Asianux: Linux aus dem fernen Osten
Alles oder nichts: Auswahl der Pakete
Im dritten Schritt erfolgt die Konfiguration des Netzwerks: Zwar erkennt Asianux viele Karten ohne Probleme, kann aber erst nach Abschluss der Installation ein kabelloses Netz nutzen. Für die Auswahl der Zeitzone zeigt der Assistent eine übersichtliche Weltkarte an, wie alle anderen Linux-Distributionen auch. Als letzter Schritt bittet Asianux den Anwender, sich für die gewünschte Software zu entscheiden. Dabei ist das garnicht so einfach:
Wer die minimale Option wählt, erhält zwar ein schlankes System, das aber ohne grafische Oberfläche auskommen muss. Hinter dem Everything-Button steckt die Wahl aller Pakete - das ist auch nicht sinnvoll. Nur über die dritte Möglichkeit, die benötigten Programme selbst zu wählen, kommen viele Nutzer wirklich weiter - dabei müssen sie aber wissen, was hinter den teilweise kryptischen Paketnamen steckt, die im nächsten Fenster angezeigt werden. Andere Distributionen haben die Paketauswahl viel schöner gelöst.
Kernel, KDE und Linux Standard Base
Asianux bringt den Linux-Kernel in Version 2.6.18 mit sowie die grafische Oberfläche KDE 3.5.5 - beide werden durch den Service Pack 2 aber aktualisiert. Damit positioniert sich das fernöstliche Linux zwischen den sicherheitsfanatischen Distributionen wie Debian, die neue Programme erst relativ spät zulassen und hochaktuellen Systemen wie Ubuntu, die immer auf die aktuellste verfügbare Software setzen.

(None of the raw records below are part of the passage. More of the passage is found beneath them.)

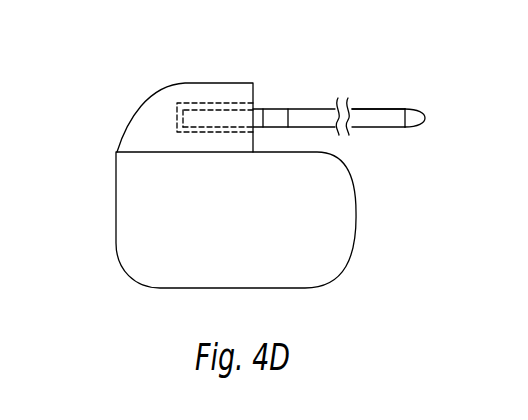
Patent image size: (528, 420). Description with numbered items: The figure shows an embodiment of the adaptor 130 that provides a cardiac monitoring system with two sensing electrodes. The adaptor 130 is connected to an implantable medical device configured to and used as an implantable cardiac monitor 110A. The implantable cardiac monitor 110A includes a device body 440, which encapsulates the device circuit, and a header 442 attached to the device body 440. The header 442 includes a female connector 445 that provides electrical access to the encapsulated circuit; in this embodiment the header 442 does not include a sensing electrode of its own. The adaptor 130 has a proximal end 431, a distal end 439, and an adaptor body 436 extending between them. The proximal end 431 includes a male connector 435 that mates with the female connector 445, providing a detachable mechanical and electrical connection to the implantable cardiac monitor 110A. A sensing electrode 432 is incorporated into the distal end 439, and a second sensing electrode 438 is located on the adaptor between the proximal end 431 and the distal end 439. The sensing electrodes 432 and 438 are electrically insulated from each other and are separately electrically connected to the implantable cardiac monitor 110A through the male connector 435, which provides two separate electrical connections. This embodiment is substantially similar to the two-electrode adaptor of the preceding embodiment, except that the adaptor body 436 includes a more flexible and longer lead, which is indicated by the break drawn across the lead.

The implantable cardiac monitor 110A is at (263, 165).
The device body 440 is at (356, 215).
The header 442 is at (126, 130).
The female connector 445 is at (208, 103).
The male connector 435 is at (222, 112).
The proximal end 431 is at (186, 106).
The adaptor 130 is at (371, 112).
The second sensing electrode 438 is at (275, 114).
The adaptor body 436 is at (395, 112).
The distal end 439 is at (416, 105).
The sensing electrode 432 is at (428, 121).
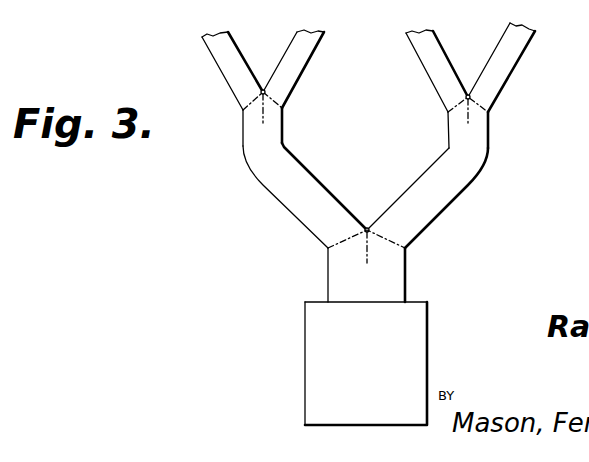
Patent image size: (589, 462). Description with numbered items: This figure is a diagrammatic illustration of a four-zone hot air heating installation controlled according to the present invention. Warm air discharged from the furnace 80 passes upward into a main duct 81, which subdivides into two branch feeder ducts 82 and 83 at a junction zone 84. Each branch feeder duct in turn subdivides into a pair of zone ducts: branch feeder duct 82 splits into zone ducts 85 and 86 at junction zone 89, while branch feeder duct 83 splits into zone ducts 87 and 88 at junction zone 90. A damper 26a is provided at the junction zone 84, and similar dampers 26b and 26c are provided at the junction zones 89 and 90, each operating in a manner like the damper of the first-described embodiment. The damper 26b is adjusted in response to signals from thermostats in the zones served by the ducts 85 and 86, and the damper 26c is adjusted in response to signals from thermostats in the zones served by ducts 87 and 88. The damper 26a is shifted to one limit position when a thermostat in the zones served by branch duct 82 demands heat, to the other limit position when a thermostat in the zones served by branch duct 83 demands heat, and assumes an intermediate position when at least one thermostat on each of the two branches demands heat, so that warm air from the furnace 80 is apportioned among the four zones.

The furnace 80 is at (413, 338).
The main duct 81 is at (397, 287).
The branch feeder duct 82 is at (330, 207).
The branch feeder duct 83 is at (438, 202).
The junction zone 84 is at (367, 221).
The zone duct 85 is at (216, 57).
The zone duct 86 is at (303, 58).
The zone duct 87 is at (440, 55).
The zone duct 88 is at (527, 43).
The junction zone 89 is at (273, 115).
The junction zone 90 is at (480, 113).
The damper 26a is at (365, 257).
The damper 26b is at (283, 95).
The damper 26c is at (495, 97).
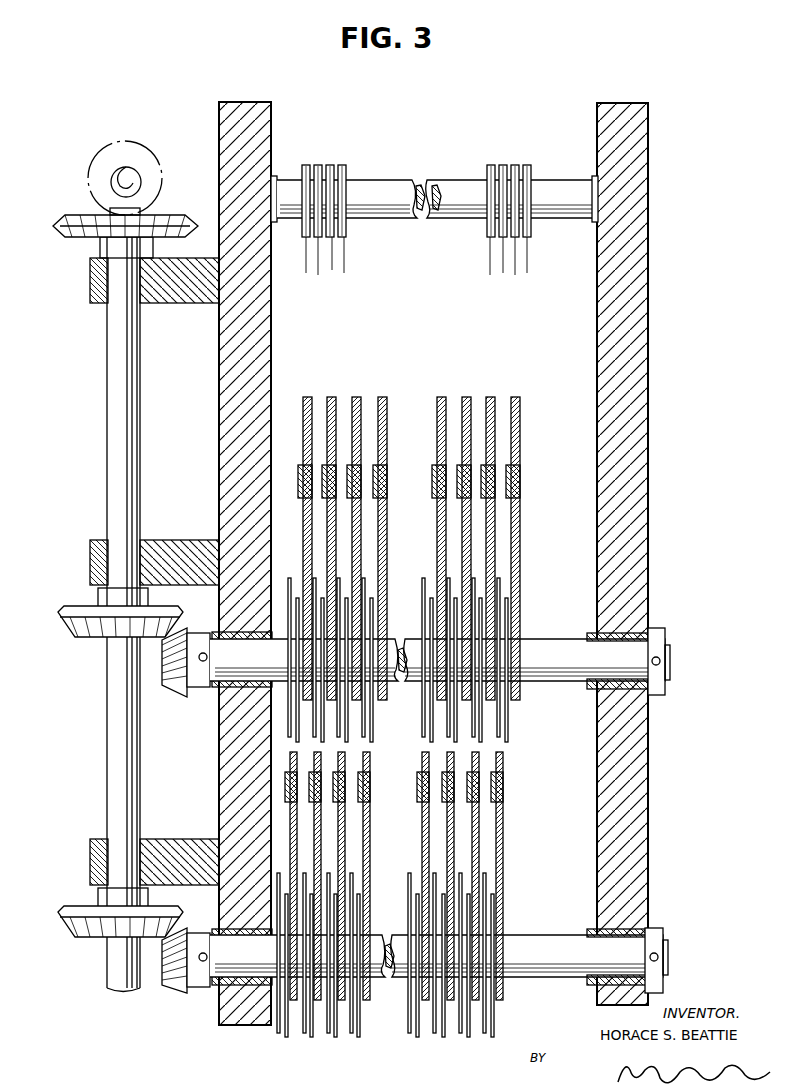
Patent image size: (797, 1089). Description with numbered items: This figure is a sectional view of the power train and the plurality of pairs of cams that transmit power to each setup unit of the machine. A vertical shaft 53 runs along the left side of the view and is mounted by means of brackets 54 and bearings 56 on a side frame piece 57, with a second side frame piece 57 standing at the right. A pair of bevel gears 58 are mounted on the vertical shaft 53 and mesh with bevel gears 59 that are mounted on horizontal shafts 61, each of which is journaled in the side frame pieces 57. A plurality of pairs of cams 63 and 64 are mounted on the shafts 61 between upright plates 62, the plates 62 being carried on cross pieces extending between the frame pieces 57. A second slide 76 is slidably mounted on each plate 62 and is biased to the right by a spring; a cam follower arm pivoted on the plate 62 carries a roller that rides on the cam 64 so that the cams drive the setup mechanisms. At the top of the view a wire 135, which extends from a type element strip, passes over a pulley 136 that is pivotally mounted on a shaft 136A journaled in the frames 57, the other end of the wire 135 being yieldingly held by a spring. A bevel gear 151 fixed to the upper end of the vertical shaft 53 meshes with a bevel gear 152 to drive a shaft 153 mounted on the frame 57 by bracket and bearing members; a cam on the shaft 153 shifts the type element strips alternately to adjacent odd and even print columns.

The vertical shaft 53 is at (110, 400).
The bracket 54 is at (185, 303).
The bearing 56 is at (100, 305).
The side frame piece 57 is at (219, 360).
The bevel gear 58 is at (78, 637).
The bevel gear 59 is at (180, 698).
The shaft 61 is at (556, 645).
The plate 62 is at (515, 397).
The cam 63 is at (420, 578).
The cam 64 is at (505, 598).
The second slide 76 is at (485, 465).
The wire 135 is at (500, 262).
The pulley 136 is at (487, 170).
The shaft 136A is at (470, 210).
The bevel gear 151 is at (178, 213).
The bevel gear 152 is at (150, 172).
The shaft 153 is at (112, 180).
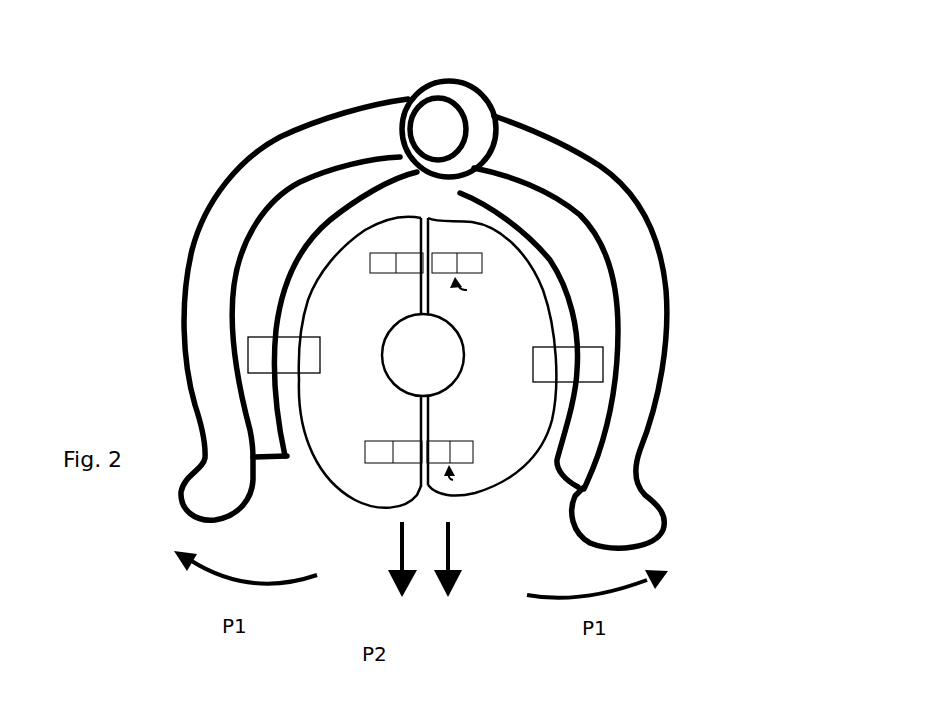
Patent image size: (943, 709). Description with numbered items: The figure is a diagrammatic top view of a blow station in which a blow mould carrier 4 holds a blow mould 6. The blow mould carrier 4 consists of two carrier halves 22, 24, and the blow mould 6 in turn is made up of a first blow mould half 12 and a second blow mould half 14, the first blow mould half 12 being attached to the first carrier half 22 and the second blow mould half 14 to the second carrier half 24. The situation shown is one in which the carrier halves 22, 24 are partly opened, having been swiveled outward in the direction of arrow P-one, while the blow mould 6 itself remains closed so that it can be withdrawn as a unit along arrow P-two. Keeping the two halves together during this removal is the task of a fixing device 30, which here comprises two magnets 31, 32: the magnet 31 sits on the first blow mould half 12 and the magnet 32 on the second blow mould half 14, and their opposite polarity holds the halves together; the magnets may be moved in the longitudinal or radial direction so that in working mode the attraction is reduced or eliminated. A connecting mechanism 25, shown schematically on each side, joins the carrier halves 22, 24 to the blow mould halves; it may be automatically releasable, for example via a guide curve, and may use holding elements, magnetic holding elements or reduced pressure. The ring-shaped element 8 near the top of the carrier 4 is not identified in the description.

The blow mould carrier 4 is at (158, 288).
The blow mould 6 is at (342, 328).
The pivot ring 8 is at (437, 132).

Asianux nutzt für die Verwaltung von Paketen das RPM-Format. Die Distribution entspricht der Linux Standard Base 2.0 und 3.0, sodass Programme mit entsprechender Zertifizierung problemlos arbeiten. Nach der eigentliche Installation erkennt Asianux noch die Grafikkarte und den Bildschirm. Nutzer können im letzten Fenster die Software RedCastle einschalten, die Prozesse und Dateien auf verdächtige Operationen überwacht. RedCastle Secure OS hat sich auch für andere Distributionen und zum Beispiel Solaris als zuverlässig erwiesen und kann durchaus mit SELinux und anderen mithalten.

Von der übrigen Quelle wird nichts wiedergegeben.